Ärzte Zeitung, 19.05.2012
 

Anlagen-Kolumne

Das Comeback des Dollars

US-Dollar ins Depot? Das Vertrauen in die US-Währung ist zurückgekehrt. Anleger, die noch keine Dollarpositionen haben, können diese nun vorsichtig aufbauen.

Von Gottfried Urban

Aus Angst vor dem Euro-Crash: das Comeback des Dollars

Seit dem Wahldebakel in Griechenland wird in Euroland wieder eifrig über die Zukunft der Währung debattiert. Die Anleger machen sich derweil wieder auf die Suche nach einer Ersatzwährung.

Die Goldhändler scheinen davon aber diesmal nicht zu profitieren. Seit dem Hoch von fast 2000 Dollar pro Unze Gold ist der Preis auf Sinkflug. Das Kursbild hat sich deutlich eingetrübt, der mittelfristige Trend ist gebrochen.

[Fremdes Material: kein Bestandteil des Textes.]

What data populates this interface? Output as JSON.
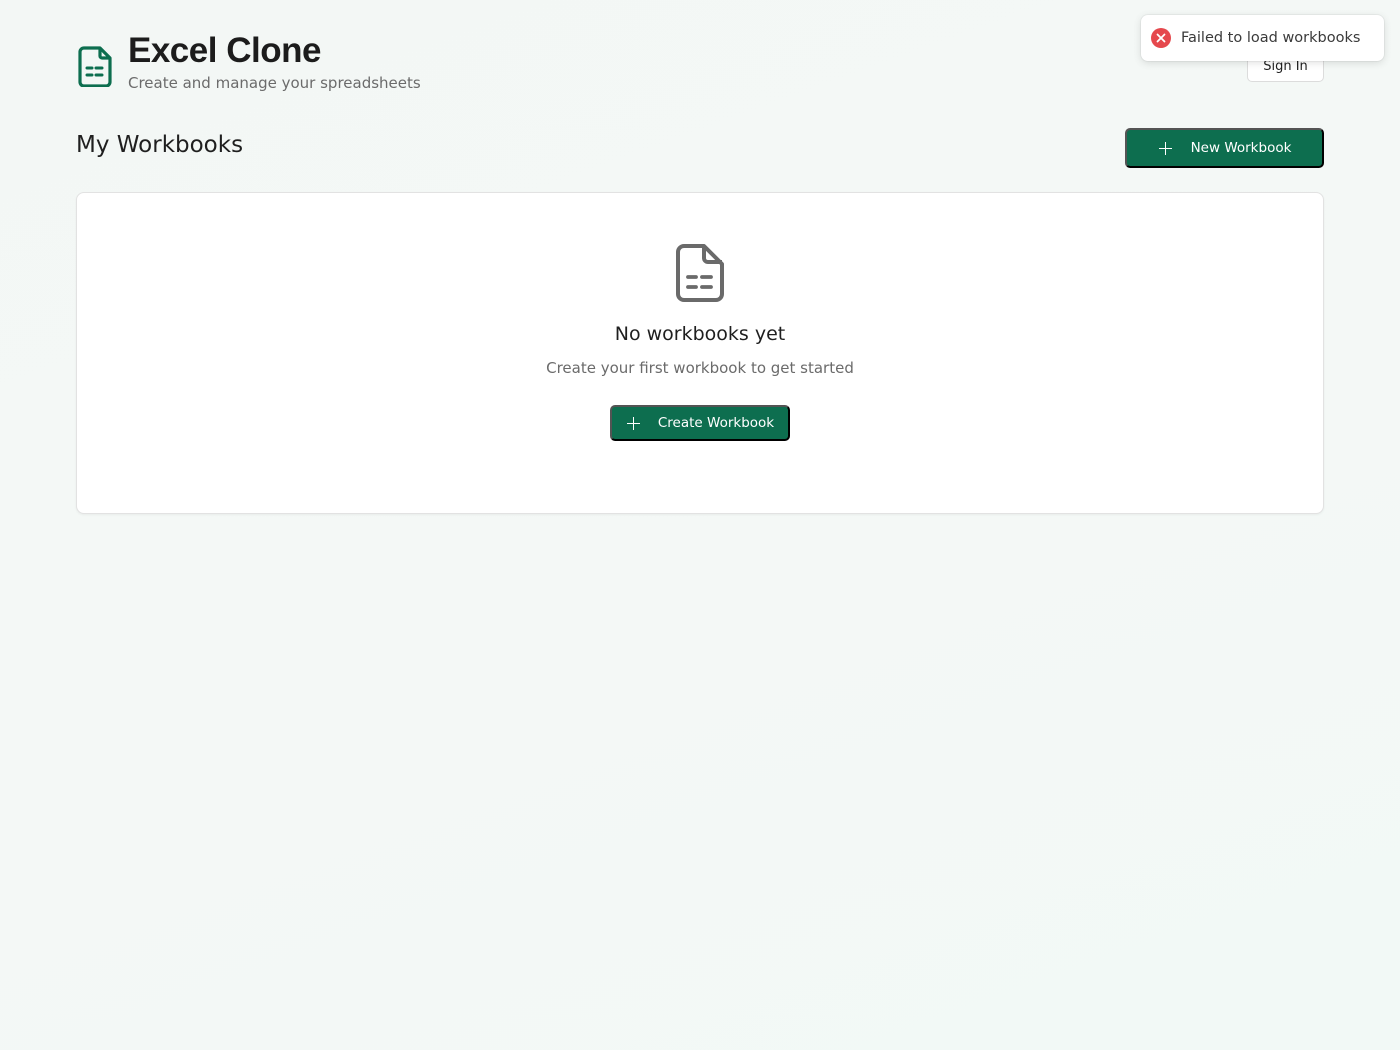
{
  "header": {
    "title": "Excel Clone",
    "subtitle": "Create and manage your spreadsheets",
    "logo_icon": "spreadsheet-file-icon",
    "sign_in_label": "Sign In"
  },
  "toast": {
    "type": "error",
    "icon": "error-x-icon",
    "message": "Failed to load workbooks"
  },
  "workbooks": {
    "section_title": "My Workbooks",
    "new_button_label": "New Workbook",
    "empty_state": {
      "icon": "spreadsheet-file-icon",
      "title": "No workbooks yet",
      "subtitle": "Create your first workbook to get started",
      "create_button_label": "Create Workbook"
    }
  },
  "colors": {
    "brand": "#0d6e4f",
    "error": "#e5484d",
    "background": "#f3f7f5"
  }
}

Offenbar bunkern die Investoren schon genug Gold in ihren Tresoren. Davon profitiert der Dollar. Die US-Währung ist der Gewinner der EU-Krise. Das Vertrauen der Anleger in den Dollar ist zurückgekehrt.

An den Zinsen kann das nicht liegen, denn die sind nach wie vor mickrig. Es ist eher der Glaube an die wirtschaftliche, politische und letztlich auch militärische Stärke der USA.

Während der alte Kontinent in Kleinstaaterei zu versinken droht, stehen die USA für Stabilität. Die Euroschwäche könnte daher länger anhalten.

Vorsichtig mit anderen Alternativen als dem USD

Ein Abrutschen der europäischen Währung auf einen Kurs unter 1,20 Dollar ist längst Realität. Statistische Kursmuster lassen frühestens für 2013 oder 2014 eine Trendwende erwarten.

Es gibt aber auch fundamentale Gründe dafür, die USA nicht abzuschreiben. Zwar ist die Verschuldungsquote auf Rekordniveau. Spätestens nach den Wahlen wird die US-Regierung aber versuchen, den Bundeshaushalt zu konsolidieren.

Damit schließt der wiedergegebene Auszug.